From: Markus Scherer (
Date: Thu Jan 22 2004 - 12:11:19 EST

  • Next message: "Re: Unicode forms for internal storage - BOCU-1 speed"

    Your code looks like a Windows program.

    I recommend to use the WCHAR* version of main() itself - wmain() or _wmain() or similar. It's been a
    while since I did this... see MSDN for details.
    In other words, don't just use a char* version of main() and then try to convert to Unicode, but use
    the Unicode version of main() directly. You will then get WCHAR *argv[] right away.

    Also, try to not output to another non-Unicode codepage. In your case, you get input in the system
    "ANSI" codepage (which is the Windows non-Unicode codepage for legacy applications), and since you
    output to the console, your output is converted to the "OEM" codepage.

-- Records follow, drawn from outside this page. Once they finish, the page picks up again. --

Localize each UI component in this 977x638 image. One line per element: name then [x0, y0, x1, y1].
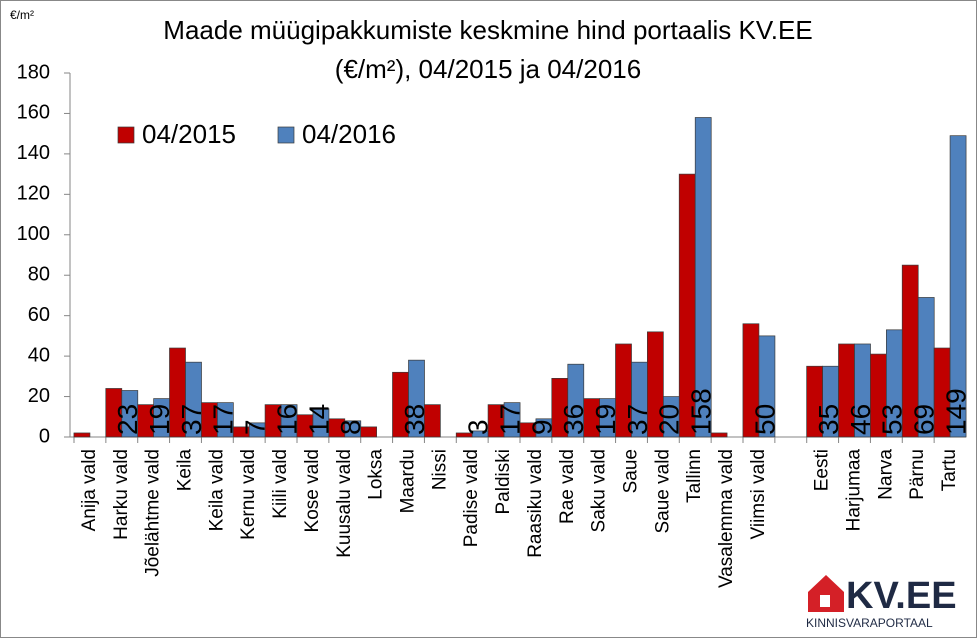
bar	[185, 361, 202, 438]
x-tick-label: Keila	[175, 449, 196, 492]
x-tick-label: Vasalemma vald	[716, 449, 737, 588]
data-label: 19	[590, 404, 621, 435]
x-tick-label: Eesti	[812, 449, 833, 491]
legend-label: 04/2016	[302, 119, 396, 149]
logo-door	[820, 595, 830, 607]
x-tick-label: Loksa	[366, 449, 387, 500]
bar	[647, 331, 664, 438]
x-tick-label: Pärnu	[907, 449, 928, 500]
y-tick-label: 20	[28, 385, 50, 407]
y-tick-label: 120	[17, 183, 50, 205]
chart-subtitle: (€/m²), 04/2015 ja 04/2016	[335, 54, 641, 84]
x-tick-label: Saue vald	[652, 449, 673, 534]
data-label: 35	[813, 404, 844, 435]
data-label: 9	[526, 419, 557, 435]
x-tick-label: Anija vald	[79, 449, 100, 531]
x-tick-label: Paldiski	[493, 449, 514, 514]
bar	[694, 117, 712, 438]
bar	[949, 135, 967, 438]
logo: KV.EE KINNISVARAPORTAAL	[806, 575, 957, 630]
data-label: 38	[399, 404, 430, 435]
data-label: 46	[845, 404, 876, 435]
bar	[503, 402, 521, 438]
x-tick-label: Kuusalu vald	[334, 449, 355, 558]
x-tick-label: Saku vald	[589, 449, 610, 532]
logo-tagline: KINNISVARAPORTAAL	[806, 616, 933, 630]
data-label: 7	[240, 419, 271, 435]
x-tick-label: Maardu	[398, 449, 419, 513]
bar	[710, 432, 728, 438]
data-label: 158	[686, 388, 717, 435]
data-label: 17	[208, 404, 239, 435]
data-label: 50	[749, 404, 780, 435]
y-tick-label: 160	[17, 102, 50, 124]
x-tick-label: Tallinn	[684, 449, 705, 503]
x-tick-label: Jõelähtme vald	[143, 449, 164, 577]
y-tick-label: 80	[28, 264, 50, 286]
data-label: 23	[112, 404, 143, 435]
chart-title: Maade müügipakkumiste keskmine hind port…	[163, 15, 812, 45]
data-label: 37	[622, 404, 653, 435]
y-tick-label: 40	[28, 344, 50, 366]
bar	[217, 402, 234, 438]
data-label: 3	[463, 419, 494, 435]
data-label: 17	[494, 404, 525, 435]
data-label: 16	[271, 404, 302, 435]
data-label: 8	[335, 419, 366, 435]
data-label: 149	[940, 388, 971, 435]
y-tick-label: 100	[17, 223, 50, 245]
y-tick-label: 60	[28, 304, 50, 326]
data-label: 19	[144, 404, 175, 435]
bar	[758, 335, 776, 438]
x-tick-label: Raasiku vald	[525, 449, 546, 558]
x-tick-label: Kose vald	[302, 449, 323, 532]
bar	[424, 404, 441, 438]
data-label: 36	[558, 404, 589, 435]
data-label: 20	[654, 404, 685, 435]
x-tick-label: Nissi	[429, 449, 450, 490]
y-tick-label: 180	[17, 61, 50, 83]
data-label: 69	[909, 404, 940, 435]
x-tick-label: Harku vald	[111, 449, 132, 540]
y-tick-label: 140	[17, 142, 50, 164]
legend-label: 04/2015	[142, 119, 236, 149]
bar	[360, 426, 377, 438]
logo-name: KV.EE	[846, 575, 957, 617]
data-label: 14	[303, 404, 334, 435]
x-tick-label: Padise vald	[461, 449, 482, 547]
logo-house	[808, 575, 844, 612]
data-label: 53	[877, 404, 908, 435]
x-tick-label: Viimsi vald	[748, 449, 769, 539]
legend-swatch	[277, 126, 295, 144]
bar	[408, 359, 425, 438]
bar	[73, 432, 91, 438]
legend-swatch	[117, 126, 135, 144]
y-tick-label: 0	[39, 425, 50, 447]
x-tick-label: Kernu vald	[238, 449, 259, 540]
x-tick-label: Tartu	[939, 449, 960, 491]
x-tick-label: Kiili vald	[270, 449, 291, 519]
unit-label: €/m²	[10, 8, 34, 22]
x-tick-label: Saue	[621, 449, 642, 493]
x-tick-label: Harjumaa	[844, 449, 865, 532]
x-tick-label: Rae vald	[557, 449, 578, 524]
x-tick-label: Keila vald	[206, 449, 227, 531]
x-tick-label: Narva	[875, 449, 896, 500]
data-label: 37	[176, 404, 207, 435]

    At a minimum, try setting your console to Unicode (UTF-16LE) via "chcp 10000". Alternatively, try
    setting it to your "ANSI" codepage via "chcp 1252" or whatever is appropriate.

    It would be better if you did not have to convert out to a non-Unicode codepage at all. For example,
    if the output is consumed by Notepad or another application (via a pipe or output redirect etc.),
    you could just output in UTF-8 (codepage 65001 on Windows, I believe) or UTF-16LE (byte-serialize
    your WCHAR*). I recommend to prepend U+FEFF to your output stream because many Windows applications
    recognize it as the Unicode signature.

    Best regards,

    Opinions expressed here may not reflect my company's positions unless otherwise noted.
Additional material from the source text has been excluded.